Fascisti in doppio petto (e non solo…)
Pubblicato da Sergej il 18 marzo 2009 in Riflessioni
È un po’ di tempo che penso di proporre qui il testo di alcune canzoni interessanti, che per una serie di motivi (vedere la presentazione del sito) non hanno spazio nel sito.
Si tratta di canzoni di rap «militante», in genere degli anni ‘90.
Inizio con una canzone che ho ri-ascoltato oggi per caso e mi ha fatto subito pensare ai pestaggi della polizia oggi a Roma, all’università.
La canzone è Fascisti in doppio petto, dall’album Conflitto, del 1996, degli Assalti Frontali.
---- I fascisti alla porta storia strana in strada bruciata Roma è nervosa bolle col partito primo nero in casa e so che dentro ogni borgata dispersi pazzi votano come il verme della villa d'Arcore in libera caduta tra le nuvole di un'illusione bene così stanno le storie un milione di persone in piazza non basta? senza più cittadinanza il fumo si alza su sento parlare della razza pura non era storia conclusa chiusa così sono cresciuto razza umana ma il teleschermo ha cancellato il tempo e chi ha il telecomando manda indietro il mondo perché ho già visto il film ed è immondo tragica trama la gente in fila che s'incammina incontra scale non desiste e arrancando sale in cima ad aspettarla c'è una ghigliottina il tuo posto è un premio un regalo dato e tu ringrazia per la merda di lavoro rimediato silenzio eccoli i fascisti in doppiopetto ci sono addosso è conflitto parla vuoi parlare ancora vuoi parlare parla l'Italia è già lontana e si prepara alla guerra guardati vestiti mettiti i tuoi panni migliori un bacio dato in fretta ai genitori suonano i tamburi anni difficili davanti per tutti i figli di Di Nanni sono un partigiano e sarò chiaro perché ci si abitua a tutto anche ai fascisti assassini sullo sfondo doppiopetto in primo piano ora che siamo un bersaglio chiedo un consiglio dov'è la tua via d'uscita dov'è finita andiamo guardo oltre il finestrino oltre le gocce della pioggia che lo appanna cerco gli angoli e gli incroci cerco musica che arriva dalla folla storia strana fuori in strada "ognuno alla sua casa" ti capisco certo Roma è nervosa ti stai perdendo nel caos storia pericolosa sì lo so che non è colpa tua tu non sei razzista sei realista sei nessuno anonimo nel panico un senza nome un italiano un italiano nella sua Nazione anni difficili davanti per tutti i figli di Di Nanni sono un partigiano e sarò chiaro perché ci si abitua a tutto anche ai fascisti assassini sullo sfondo doppiopetto in primo piano. ----
Purtroppo non ho trovato in nessun sito il file audio, quindi..

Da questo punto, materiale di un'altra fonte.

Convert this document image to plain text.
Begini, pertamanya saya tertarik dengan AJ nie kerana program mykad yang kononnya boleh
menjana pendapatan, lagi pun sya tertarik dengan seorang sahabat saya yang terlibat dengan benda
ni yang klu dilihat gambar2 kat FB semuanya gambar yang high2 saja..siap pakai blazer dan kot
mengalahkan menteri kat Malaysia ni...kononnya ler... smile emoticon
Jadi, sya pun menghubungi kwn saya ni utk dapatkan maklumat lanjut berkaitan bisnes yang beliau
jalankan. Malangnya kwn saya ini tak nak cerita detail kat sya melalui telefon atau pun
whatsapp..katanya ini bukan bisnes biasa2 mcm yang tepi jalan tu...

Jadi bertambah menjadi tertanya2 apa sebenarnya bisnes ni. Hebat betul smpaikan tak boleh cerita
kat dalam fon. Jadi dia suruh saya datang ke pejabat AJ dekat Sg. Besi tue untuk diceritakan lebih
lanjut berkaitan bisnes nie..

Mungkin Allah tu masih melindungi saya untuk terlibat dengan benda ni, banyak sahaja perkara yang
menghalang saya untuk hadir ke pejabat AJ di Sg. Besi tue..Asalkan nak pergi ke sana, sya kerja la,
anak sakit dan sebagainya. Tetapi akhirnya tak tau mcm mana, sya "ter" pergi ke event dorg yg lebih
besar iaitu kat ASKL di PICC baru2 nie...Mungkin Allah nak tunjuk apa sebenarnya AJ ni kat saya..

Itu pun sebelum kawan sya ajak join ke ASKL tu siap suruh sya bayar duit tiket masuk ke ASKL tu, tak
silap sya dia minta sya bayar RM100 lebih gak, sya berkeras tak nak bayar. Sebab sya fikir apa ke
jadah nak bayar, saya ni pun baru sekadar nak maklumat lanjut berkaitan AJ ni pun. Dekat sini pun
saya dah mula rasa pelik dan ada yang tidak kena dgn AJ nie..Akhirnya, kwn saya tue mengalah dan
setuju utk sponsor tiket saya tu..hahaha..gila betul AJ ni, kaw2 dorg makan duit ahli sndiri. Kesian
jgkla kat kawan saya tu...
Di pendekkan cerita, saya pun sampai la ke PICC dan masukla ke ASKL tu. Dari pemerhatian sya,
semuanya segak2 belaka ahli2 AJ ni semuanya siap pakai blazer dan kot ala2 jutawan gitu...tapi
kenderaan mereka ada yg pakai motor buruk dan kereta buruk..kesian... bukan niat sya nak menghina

Questo è uno dei miei album preferiti in assoluto. Per la cronaca: gli Assalti Frontali fanno abitualmente rap, ma quest’album può essere definito “crossover” (se c’è qualcuno che ama le etichette stilistiche), ed è suonato dai Brutopop. Vi invito a procurarvelo, come meglio credete ;)
Conoscevo il testo della canzone dei compagni di Centocelle.
Bisogna ricostruire il partito comunista in Italia, che non c’è oggi e che forse c’era solo con Gramsci.
E’ importante per fronteggiare le forze sedicenti democratiche e quelle reazionarie, che come ultima opzione per fronteggiare le rivolte popolari che seguiranno nei prossimi mesi a causa della crisi, opteranno per la dittatura militare.
Uniamoci tutti!
Canzone molto bella. Album molto bello.
A me il ritornello della canzone è venuto in mente ieri dopo aver (intra)visto in TV qualche immagine del convegno del nuovo partito unico.
Luca già la cantava 13 anni fa (nel 1996)!